Up until relatively recently, the job market was not a welcoming place for job seekers without degrees.
While this is still true to a certain extent, a rush of Millennials reared on the importance of higher-education has effectively diluted its primary intent.
In other words, if everyone has a degree, the advantages of having one just as soon yield to mass debt and under-employment.
The opposing sides of this debate have become increasingly active in reaction to the COVID-19 pandemic.
Last month, several universities around the nation announced that they will begin their semesters with online courses. This understandably left many would-be freshmen and parents unsure of how to proceed with admissions.
Harvard will allow 40% of its 6,700 undergraduates to live on campus with relevant precautions in place.
If campuses are too dangerous to house new students, what kind of countermeasures can revive the traditional college experience?
Well, we once again turn to the leading voices of the medical community to gain perspective.
A new study published in the Journal of the American Medical Association’s Open Network, and conducted jointly by researchers from the Yale School of Public Health, Harvard Medical School, and Massachusetts General Hospital propose routine testing as a possible solution.
More discreetly electing testing every two to three days for students wishing to attend on-location classes safely.
“This analytic modeling study of a hypothetical cohort of 4990 college-age students without SARS-CoV-2 infection and 10 students with undetected asymptomatic cases of SARS-CoV-2 infection suggested that frequent screening (every 2 days) of all students with a low-sensitivity, high-specificity test might be required to control outbreaks with manageable isolation dormitory utilization at a justifiable cost,” the authors wrote in the new paper. “The coronavirus disease 2019 (COVID-19) pandemic poses an existential threat to many US residential colleges; either they open their doors to students in September or they risk serious financial consequences.”
Cluster spreading remains the most pressing obstacle in our fight to reduce SARS-CoV-2 transmissions rates in the US. The vitality of this obstacle is being staffed by college-aged demographics; around 40% of young carriers never exhibit symptoms even though the can shed as much viral material as anyone else in the early stages of infection.
To keep young students from propagating the novel coronavirus, frequent testing is key. It’s basically impossible to get every student to act uniformly with respect to social distancing practices, so the best universities can do is get a tight grip on case numbers as early as possible with little room for error.

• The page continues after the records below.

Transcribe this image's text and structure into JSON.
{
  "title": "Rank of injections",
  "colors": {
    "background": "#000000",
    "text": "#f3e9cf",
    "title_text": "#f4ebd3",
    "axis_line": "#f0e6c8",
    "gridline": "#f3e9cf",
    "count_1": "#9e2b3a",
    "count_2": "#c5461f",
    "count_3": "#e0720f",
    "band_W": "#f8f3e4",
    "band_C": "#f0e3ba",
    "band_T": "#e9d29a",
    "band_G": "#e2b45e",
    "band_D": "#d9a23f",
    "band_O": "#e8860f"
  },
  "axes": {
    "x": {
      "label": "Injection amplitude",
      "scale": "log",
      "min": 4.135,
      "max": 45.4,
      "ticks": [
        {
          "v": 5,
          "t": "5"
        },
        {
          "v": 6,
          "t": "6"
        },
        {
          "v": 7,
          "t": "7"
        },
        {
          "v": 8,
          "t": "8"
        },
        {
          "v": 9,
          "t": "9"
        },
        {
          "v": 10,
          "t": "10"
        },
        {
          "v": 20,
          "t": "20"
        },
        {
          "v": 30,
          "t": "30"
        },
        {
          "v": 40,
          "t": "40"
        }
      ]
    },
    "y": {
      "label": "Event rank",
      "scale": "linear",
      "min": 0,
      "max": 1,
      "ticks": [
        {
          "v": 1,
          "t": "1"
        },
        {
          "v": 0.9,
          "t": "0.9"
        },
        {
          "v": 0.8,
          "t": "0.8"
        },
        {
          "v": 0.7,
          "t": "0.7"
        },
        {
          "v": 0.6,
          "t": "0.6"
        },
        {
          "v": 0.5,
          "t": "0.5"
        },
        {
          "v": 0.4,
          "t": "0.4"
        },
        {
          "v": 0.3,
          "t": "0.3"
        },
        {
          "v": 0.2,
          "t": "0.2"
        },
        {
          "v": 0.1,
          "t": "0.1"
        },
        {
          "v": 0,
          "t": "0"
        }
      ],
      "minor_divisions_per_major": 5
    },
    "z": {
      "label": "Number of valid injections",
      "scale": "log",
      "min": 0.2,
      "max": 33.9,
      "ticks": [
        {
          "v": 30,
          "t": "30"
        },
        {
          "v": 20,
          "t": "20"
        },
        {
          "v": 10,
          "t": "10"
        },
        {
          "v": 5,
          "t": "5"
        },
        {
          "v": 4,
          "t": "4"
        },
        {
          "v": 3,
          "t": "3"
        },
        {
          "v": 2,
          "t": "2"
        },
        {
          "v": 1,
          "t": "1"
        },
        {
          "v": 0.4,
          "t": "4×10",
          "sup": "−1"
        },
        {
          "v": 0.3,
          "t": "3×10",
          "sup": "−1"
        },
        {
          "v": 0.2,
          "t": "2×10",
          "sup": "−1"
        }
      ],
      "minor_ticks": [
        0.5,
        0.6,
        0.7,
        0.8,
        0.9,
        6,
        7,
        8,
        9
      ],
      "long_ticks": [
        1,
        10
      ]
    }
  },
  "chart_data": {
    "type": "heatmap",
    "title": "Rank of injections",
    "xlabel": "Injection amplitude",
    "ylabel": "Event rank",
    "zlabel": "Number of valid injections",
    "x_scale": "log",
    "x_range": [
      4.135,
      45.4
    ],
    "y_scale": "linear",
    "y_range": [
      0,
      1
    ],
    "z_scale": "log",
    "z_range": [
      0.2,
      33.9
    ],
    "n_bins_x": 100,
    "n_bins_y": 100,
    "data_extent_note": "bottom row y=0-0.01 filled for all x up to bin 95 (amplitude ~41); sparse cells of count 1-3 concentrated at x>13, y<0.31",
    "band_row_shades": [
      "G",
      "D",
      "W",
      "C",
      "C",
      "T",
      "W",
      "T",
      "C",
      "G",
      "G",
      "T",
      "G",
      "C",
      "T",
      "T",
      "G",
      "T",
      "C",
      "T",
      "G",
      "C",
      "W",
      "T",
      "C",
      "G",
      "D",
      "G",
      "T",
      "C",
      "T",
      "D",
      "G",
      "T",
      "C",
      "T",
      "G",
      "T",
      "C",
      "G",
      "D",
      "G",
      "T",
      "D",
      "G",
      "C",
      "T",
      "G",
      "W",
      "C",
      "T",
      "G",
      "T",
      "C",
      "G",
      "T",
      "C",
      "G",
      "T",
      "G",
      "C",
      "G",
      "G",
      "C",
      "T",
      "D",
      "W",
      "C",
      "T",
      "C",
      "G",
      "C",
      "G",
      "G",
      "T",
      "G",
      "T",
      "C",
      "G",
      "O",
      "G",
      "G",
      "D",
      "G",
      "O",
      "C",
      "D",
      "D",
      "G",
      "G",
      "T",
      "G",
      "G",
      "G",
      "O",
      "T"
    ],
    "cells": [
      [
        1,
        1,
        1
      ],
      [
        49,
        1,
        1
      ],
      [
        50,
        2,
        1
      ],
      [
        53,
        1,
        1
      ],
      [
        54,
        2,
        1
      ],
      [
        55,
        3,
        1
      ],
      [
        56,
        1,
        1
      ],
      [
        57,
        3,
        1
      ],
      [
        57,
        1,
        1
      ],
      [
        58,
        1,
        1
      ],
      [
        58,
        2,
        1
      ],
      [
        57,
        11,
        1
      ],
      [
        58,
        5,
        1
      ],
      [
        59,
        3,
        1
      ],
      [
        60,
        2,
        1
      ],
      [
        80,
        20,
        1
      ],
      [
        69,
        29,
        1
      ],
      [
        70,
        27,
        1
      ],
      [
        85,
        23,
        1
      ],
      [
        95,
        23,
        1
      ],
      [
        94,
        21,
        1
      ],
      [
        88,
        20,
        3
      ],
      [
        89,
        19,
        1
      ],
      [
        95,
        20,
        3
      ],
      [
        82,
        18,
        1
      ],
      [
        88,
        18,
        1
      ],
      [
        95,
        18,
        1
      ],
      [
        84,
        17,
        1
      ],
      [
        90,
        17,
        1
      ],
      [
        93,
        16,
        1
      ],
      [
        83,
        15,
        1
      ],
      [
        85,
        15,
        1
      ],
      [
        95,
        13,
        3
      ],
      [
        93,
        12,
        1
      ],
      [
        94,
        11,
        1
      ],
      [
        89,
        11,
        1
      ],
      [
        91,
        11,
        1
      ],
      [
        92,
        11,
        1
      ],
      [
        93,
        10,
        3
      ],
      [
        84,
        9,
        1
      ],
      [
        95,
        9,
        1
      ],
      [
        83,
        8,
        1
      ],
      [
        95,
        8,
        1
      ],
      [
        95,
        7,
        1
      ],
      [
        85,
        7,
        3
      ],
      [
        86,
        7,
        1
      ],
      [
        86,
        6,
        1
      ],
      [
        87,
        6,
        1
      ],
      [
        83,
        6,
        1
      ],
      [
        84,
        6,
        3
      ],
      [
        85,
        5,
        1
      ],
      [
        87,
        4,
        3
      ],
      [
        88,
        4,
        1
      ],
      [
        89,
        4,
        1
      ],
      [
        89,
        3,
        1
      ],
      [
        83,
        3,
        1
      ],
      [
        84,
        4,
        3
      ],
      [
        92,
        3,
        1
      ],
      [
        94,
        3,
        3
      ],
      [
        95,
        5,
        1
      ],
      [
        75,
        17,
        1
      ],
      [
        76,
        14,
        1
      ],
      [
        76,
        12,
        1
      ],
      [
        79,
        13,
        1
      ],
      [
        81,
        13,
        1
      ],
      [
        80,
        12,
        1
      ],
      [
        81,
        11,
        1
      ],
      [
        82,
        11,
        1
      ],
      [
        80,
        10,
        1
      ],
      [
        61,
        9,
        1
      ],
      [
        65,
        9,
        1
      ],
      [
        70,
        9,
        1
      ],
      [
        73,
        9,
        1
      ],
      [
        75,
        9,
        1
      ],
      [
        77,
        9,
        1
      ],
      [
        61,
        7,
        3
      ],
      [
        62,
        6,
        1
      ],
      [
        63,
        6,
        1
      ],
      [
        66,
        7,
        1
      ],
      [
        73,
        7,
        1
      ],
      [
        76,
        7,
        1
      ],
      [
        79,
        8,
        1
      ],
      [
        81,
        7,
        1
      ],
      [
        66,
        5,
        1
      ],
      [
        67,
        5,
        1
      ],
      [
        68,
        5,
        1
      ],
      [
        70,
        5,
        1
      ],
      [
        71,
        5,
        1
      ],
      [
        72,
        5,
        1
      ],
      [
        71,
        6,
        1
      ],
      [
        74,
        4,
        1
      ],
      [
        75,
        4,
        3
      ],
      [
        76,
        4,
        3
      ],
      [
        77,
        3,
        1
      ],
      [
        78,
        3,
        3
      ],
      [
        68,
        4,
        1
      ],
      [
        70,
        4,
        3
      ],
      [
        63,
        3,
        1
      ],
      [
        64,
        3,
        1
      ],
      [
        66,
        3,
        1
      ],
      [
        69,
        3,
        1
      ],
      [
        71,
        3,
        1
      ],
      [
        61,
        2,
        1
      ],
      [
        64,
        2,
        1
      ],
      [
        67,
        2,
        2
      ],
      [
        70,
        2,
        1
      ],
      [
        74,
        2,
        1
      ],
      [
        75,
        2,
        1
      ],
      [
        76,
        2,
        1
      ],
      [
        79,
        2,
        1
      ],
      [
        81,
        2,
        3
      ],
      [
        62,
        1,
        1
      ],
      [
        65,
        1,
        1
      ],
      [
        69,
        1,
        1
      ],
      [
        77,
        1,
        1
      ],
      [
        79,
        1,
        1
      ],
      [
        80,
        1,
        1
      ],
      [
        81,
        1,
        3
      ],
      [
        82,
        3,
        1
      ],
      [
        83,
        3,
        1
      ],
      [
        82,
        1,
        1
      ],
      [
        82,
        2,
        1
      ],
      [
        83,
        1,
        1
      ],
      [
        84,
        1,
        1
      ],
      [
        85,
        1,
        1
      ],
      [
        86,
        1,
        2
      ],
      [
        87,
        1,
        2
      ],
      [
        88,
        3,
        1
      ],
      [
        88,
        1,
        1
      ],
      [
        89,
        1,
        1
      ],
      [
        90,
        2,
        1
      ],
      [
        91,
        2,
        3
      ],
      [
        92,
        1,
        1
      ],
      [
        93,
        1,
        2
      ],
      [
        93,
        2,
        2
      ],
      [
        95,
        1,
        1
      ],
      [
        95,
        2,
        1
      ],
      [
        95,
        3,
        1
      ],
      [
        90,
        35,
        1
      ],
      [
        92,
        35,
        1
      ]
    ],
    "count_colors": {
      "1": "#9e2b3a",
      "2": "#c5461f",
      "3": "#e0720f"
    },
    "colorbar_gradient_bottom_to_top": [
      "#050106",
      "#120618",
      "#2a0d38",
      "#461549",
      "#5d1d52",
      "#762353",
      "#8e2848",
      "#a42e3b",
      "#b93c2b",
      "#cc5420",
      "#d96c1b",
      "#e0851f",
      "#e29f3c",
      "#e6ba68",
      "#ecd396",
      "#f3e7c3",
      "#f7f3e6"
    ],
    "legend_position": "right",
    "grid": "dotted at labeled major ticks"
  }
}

“Colleges aren’t going to be able to create a hermetically sealed, walled garden,” the study’s lead author, A. David Paltiel, a professor at Yale’s school of public health explained in a media release. “We assumed that once in a while students would go to a face-to-face party or a dining hall worker who traveled on the subway would come into contact with a student or somebody would cough on a student.”
Ideally, Universities will be able to administer and process tests with a 24-hour window, for somewhere between $25-$30 per test–though this may prove challenging for underfunded institutions.
“We’re setting an exceptionally high bar,” Dr. Paltiel continued. “The recommendations are logistically very difficult to adhere to and they impose a financial burden on universities. Frankly they may be beyond the capacity of most universities.”
If nothing else, a goal post has been established. If Harvard’s plan translates to actual success, a road forward is that much clearer.